7) Zn-1 in degree 2, Z2n in degree 1.
8) Z2 in degree 2, Z in degree 1.

Week 7, 2/16-2/20:
We will be developing and applying cellular homology.
• On Monday we will review the construction of CW complexes and give the definition of the cellular chain complex, doing some of the simplest examples.
• On Wednesday and Friday we will go through some of the basic examples of spaces whose homology we can compute cellularly: Sn, surfaces, RPn, (Sn)k, CPn, Moore spaces. Once we are done with these basic examples, we will start on proving that cellular homology is well-defined and agrees with singular homology.
• On Friday afternoon we will talk about example 2.38 on page 143 and exercises 11 and 13 on page 156.
Week 8, 2/23-2/27: We will show that the cellular chain complex computes the homology of a CW-complex.
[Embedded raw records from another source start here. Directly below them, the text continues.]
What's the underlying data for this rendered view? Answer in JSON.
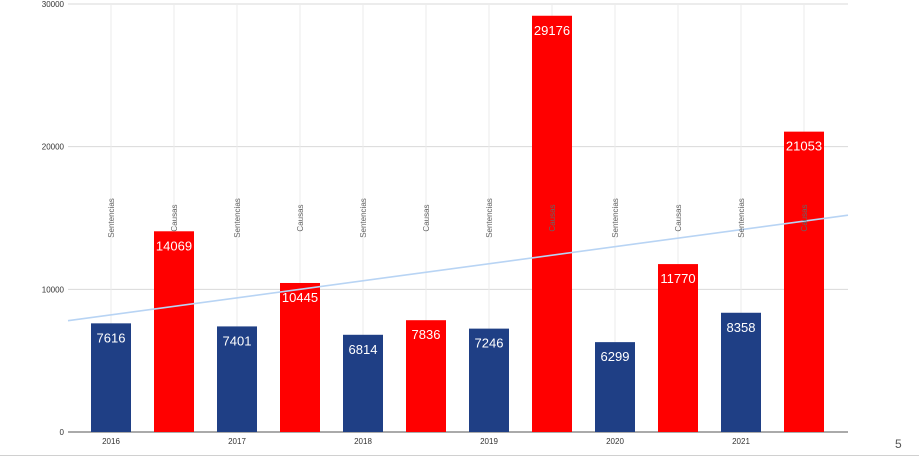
{
  "slide": {
    "page_number": "5"
  },
  "colors": {
    "sentencias": "#1f3f85",
    "causas": "#ff0000",
    "trend": "#b8d4f4",
    "grid": "#d9d9d9"
  },
  "chart_data": {
    "type": "bar",
    "title": "",
    "xlabel": "",
    "ylabel": "",
    "ylim": [
      0,
      30000
    ],
    "yticks": [
      0,
      10000,
      20000,
      30000
    ],
    "xtick_labels": [
      "2016",
      "2017",
      "2018",
      "2019",
      "2020",
      "2021"
    ],
    "grid": true,
    "legend": "none",
    "bars": [
      {
        "year": "2016",
        "series": "Sentencias",
        "value": 7616
      },
      {
        "year": "2016",
        "series": "Causas",
        "value": 14069
      },
      {
        "year": "2017",
        "series": "Sentencias",
        "value": 7401
      },
      {
        "year": "2017",
        "series": "Causas",
        "value": 10445
      },
      {
        "year": "2018",
        "series": "Sentencias",
        "value": 6814
      },
      {
        "year": "2018",
        "series": "Causas",
        "value": 7836
      },
      {
        "year": "2019",
        "series": "Sentencias",
        "value": 7246
      },
      {
        "year": "2019",
        "series": "Causas",
        "value": 29176
      },
      {
        "year": "2020",
        "series": "Sentencias",
        "value": 6299
      },
      {
        "year": "2020",
        "series": "Causas",
        "value": 11770
      },
      {
        "year": "2021",
        "series": "Sentencias",
        "value": 8358
      },
      {
        "year": "2021",
        "series": "Causas",
        "value": 21053
      }
    ],
    "trendline": {
      "start_value": 7800,
      "end_value": 15200
    }
  }
}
The main topics over the next few weeks will be: introduction of the language of categories and functors, Euler characteristic, the Lefschetz fixed point theorem, and homology with coefficients.

Homework due Monday, March 1: page 156 - 10, 13, 17 (note that you need to review naturality from page 127, which was not treated in class), 24. We will discuss these problems on Friday afternoon.

Week nine:
We will talk about categories and functors, both in how they are a useful language for describing the basic methods in algebraic topology (algebraic functors being used to capture geometric situations) and how they are a flexible tool, especially when considering functors from "really" small categories. We will also show that familiar constructions such as groups can be framed in terms of categories, as can (nice) spaces - and conversely that to any small category one can associate a canonical CW-complex. Read pages 160-165 of Hatcher.
• Monday - introduction to categories + many examples.
• Wednesday - introduction to functors + many examples + focus on homology as a functor.
• Friday - introduction to natural transformations + the classifying space of a category (which we use to shake our world up in many ways).

Week ten:
We will develop the Euler characteristic and the Lefshetz number (two concepts which look much alike, and are in fact related). Euler characteristic will be on Monday (see page 146), followed by an introduction to Lefshetz number, which will then be developed over the rest of the week.
The Lefshetz theorem is on pages 179-182. Please read through this closely before class on Wednesday. You may also submit questions before class, to help guide class time.